One of the best online discount brokers in the business is bending over
backwards to get better. Datek Online is
close to unveiling a deal that would sell the majority interests of its two
questionable principal shareholders, Jeffrey Citron and Sheldon Maschler,
to a group of private equity firms for nearly $700 million. Bain Capital is
expected to lead the investment to buy out the pair’s 52% stake, chipping
in $300 million, with the remaining $400 million coming from smaller
The sale is crucial, because Datek’s shady past has forced the firm to shy
away from tapping the new issues market with a blockbuster IPO. Two years
ago, the newcomer shelved its plans to shake the IPO money tree when the
Manhattan district attorney’s office announced it was conducting an
investigation into a possible money-laundering scheme involving Datek’s
day-trading arm, spun off in 1998 as Heartland Securities. In addition to
the cloud of uncertainty surrounding offshore transactions and alleged
illegal trading practices by the day-trading unit, Datek’s former chief
executive, Jeffrey Citron, and former chief trader, Sheldon Maschler, have
also added to the laundry list of indiscretions.

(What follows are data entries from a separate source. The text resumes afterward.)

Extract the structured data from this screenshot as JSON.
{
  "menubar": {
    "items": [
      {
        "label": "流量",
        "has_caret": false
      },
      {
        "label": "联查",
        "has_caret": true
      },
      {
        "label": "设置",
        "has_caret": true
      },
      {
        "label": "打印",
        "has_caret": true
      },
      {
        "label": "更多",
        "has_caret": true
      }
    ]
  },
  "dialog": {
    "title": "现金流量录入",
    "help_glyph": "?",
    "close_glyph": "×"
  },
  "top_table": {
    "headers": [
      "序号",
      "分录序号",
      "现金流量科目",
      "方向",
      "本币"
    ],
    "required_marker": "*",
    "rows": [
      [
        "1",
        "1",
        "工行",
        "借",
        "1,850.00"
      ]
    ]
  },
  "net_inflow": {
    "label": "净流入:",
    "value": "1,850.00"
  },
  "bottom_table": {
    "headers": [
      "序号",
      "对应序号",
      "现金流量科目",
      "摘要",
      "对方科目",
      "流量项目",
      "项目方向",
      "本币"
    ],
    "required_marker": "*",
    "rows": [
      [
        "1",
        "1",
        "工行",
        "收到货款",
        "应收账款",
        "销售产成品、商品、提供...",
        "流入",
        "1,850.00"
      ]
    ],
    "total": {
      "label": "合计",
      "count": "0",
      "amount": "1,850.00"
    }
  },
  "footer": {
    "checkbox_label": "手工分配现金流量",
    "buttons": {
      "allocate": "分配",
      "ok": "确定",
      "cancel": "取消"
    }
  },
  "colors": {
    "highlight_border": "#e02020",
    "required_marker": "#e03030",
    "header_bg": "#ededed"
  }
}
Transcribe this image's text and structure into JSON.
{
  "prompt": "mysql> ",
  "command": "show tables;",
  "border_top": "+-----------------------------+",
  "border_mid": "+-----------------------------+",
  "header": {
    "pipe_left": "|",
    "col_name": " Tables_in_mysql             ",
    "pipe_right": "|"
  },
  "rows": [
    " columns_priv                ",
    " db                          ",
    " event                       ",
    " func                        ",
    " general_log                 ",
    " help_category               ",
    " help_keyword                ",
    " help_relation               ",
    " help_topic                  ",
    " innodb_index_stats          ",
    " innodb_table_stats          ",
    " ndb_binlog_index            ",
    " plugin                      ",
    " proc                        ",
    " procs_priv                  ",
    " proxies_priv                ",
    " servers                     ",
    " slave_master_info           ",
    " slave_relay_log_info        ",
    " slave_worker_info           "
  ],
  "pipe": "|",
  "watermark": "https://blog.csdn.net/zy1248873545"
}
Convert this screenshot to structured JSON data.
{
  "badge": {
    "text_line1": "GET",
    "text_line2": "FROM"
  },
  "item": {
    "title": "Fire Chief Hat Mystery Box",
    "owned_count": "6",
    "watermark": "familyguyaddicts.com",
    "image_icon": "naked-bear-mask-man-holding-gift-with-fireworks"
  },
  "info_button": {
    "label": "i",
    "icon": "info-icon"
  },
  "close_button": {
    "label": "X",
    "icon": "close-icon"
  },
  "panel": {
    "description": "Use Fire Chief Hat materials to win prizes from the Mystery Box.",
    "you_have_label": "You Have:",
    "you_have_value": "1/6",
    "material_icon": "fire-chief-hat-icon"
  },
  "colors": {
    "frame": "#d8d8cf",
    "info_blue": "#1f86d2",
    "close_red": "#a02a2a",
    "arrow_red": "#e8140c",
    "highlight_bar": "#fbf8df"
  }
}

While the two men almost single-handedly turned Datek from a small-time
Brooklyn boiler room into the nation’s six largest online broker with more
than $14 billion in assets, the duo have lately become more a liability
than an asset. The 55 year-old Maschler was the target of an SEC lawsuit
two years ago based on his involvement with a pump-and-dump stock scheme,
while 30 year-old Citron was fined for trading violations by the SEC during
his watch at Datek’s day-trading unit. To make matters worse, the pair has
been closely tied to infamous penny stock promoter, Bob Brennan, who has
been banned for life from the securities business.
In the summer of 1999, Paul Allen’s Vulcan Ventures agreed to sink $100
million into Datek’s nascent Island ECN subsidiary, along with two other
investors that planned to invest an additional $200 million. The
co-founder promptly backed out of the
deal after rumors began circulating over the ongoing investigation into
Datek’s past improprieties. While the two remaining investors opted to
follow through with their $200 million investment in Datek’s electronic
trading network, TD Waterhouse decided to follow Allen’s lead, backing off
plans to invest $25 million for a 12% interest in the subsidiary.
The highly-publicized snub made it clear that Datek would need to shake the
stench lingering from criminal and regulatory investigations before it
could take its act public. To that end, Datek has been wrestling for months
with Maschler and Citron in contentious negotiations for the two men’s
lucrative stakes. While Datek has been profitable for years, with both men
out of the picture, the online broker could certainly stand to benefit from
an IPO war chest and potentially frothy currency in a highly competitive
industry. For years, armchair investors have known that Datek runs circles
around most brokers. Soon, those same investors will have an opportunity to
own a piece of the pioneering upstart.